Still, many challenges remain to be solved. First, the definition of CRT response using a 5% change in LVEF and subjective improvement in NYHA class has its limitation; however, it is universally adopted now which simplifies combining data from studies. Second, there are different cut-off values for SD for response; hence a calculator with risk prediction using SD as continuous variable seems more logical but clinically not helpful to make a decision of yes/no. Third, while most studies published data on LVMD using ECTb quantitative software, many physicians do gated SPECT using other commercially available software with less established data for LVMD. Several studies showed similar values although not identical for LVMD using ECTb vs other software.26,27 Efforts have to be made in order to standardize these values, use a phantom to calibrate them to pool large data from multicenters.
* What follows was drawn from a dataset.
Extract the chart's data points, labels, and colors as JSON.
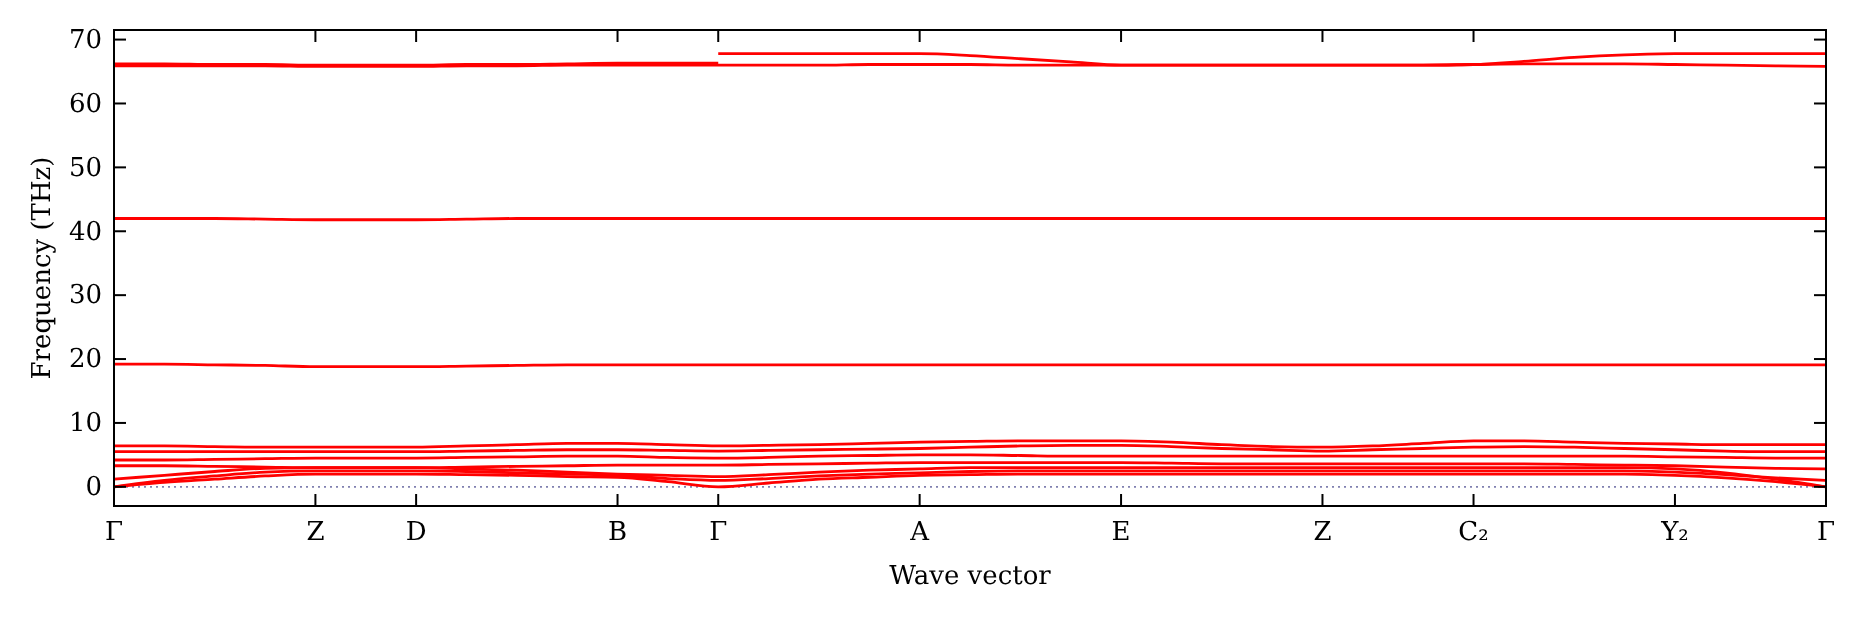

Fourth, most studies focused on left intraventricular mechanical dyssynchrony and ignored interventricular dyssynchrony (i.e. between right and left ventricles) that plays a crucial role in CRT response.28

While this review paper focused on CRT, it also reminded us that LVMD is a powerful prognostic marker of all-cause death, independent of traditional risk factors, and can risk-stratify different cohorts.29,30 Moreover, stress induced worsening of LVMD indices has incremental value to diagnose coronary artery disease, similar to LVEF reserve, stunning, and coronary flow reserve.31 Therefore, LVMD indices should reported routinely along other gated SPECT data. Combining all these parameters perhaps could yield an objective score that classifies MPI as low, intermediate or high-risk study. Although less data exist with LVMD and PET, these parameters were also tested with gated PET32 and should be further be studied and reported, particularly that the field of PET is evolving at a very fast pace.